The universe dictated that I sit so now I do! I sit in my hammock with ice on my foot and look at the new moon and its tiny glowing sliver of iridescent light. Interestingly, I am not suffering from FOMO (Fear Of Missing Out) because I am not at the party. I am just content. Content to reflect on the past few months. I am content to be grateful for all the love that has come my way, grateful to be sad for the losses of loved ones, grateful for loving what I do and so incredible grateful for the return of my surf stoke. Urchins are part of Mother Ocean; they will always be there and odds are good this will happen again to remind me to STOP! The waves I caught a few days ago will never happen again; the laughter and experience with my surf sisters is irreplaceable and my moment of reflection in this hammock at this moment is bliss. However, have I learned to listen to the universe’s warning signs? I seriously hope so!

Cheers,

Marjie Martini

 

Surf Tip #1: Don’t step down unless you absolutely have to!
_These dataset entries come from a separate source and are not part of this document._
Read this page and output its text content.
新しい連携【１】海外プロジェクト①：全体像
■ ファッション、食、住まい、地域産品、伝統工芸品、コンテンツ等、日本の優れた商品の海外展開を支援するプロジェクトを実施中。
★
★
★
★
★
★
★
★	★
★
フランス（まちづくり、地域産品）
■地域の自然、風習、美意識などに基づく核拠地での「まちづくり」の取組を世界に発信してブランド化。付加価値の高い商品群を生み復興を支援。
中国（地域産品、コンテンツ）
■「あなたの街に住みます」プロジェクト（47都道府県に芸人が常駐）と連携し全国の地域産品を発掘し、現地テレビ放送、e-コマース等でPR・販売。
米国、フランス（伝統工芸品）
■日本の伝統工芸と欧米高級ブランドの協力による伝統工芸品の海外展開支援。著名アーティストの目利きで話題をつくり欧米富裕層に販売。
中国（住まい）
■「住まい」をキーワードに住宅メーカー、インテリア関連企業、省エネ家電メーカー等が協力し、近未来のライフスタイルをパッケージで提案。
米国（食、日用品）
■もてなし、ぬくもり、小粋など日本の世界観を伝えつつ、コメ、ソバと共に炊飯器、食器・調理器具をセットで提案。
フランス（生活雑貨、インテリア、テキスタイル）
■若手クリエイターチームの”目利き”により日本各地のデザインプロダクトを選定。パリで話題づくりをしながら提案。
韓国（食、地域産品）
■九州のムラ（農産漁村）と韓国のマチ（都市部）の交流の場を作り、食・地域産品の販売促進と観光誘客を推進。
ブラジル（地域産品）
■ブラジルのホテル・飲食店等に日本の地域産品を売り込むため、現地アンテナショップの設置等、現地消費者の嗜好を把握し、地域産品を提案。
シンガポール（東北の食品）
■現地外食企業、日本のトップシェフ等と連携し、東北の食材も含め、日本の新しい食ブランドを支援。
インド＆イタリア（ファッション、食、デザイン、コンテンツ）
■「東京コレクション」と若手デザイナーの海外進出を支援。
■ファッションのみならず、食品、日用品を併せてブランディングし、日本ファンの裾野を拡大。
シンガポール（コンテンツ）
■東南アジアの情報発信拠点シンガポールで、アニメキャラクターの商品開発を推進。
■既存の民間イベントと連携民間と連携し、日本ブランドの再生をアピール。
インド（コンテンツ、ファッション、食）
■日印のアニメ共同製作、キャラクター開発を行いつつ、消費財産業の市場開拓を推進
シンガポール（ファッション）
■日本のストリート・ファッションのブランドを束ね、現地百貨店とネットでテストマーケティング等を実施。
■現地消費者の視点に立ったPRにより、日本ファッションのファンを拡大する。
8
Keep feet and toes tucked in tight. Always fall flat. If you get hit by urchins, soak the area in very hot water and vinegar and get them out as fast as possible. Tequila is helpful at this point! If you start to swell you are reacting to the poison so hightail it to the doctor ASAP or take an antihistamine. Usually you cannot get all the barbs out, but after a few days they will calm down and usually work their uncomfortable way to the surface as just another little reminder to slow down. The universe and Mother Nature work in mysterious ways.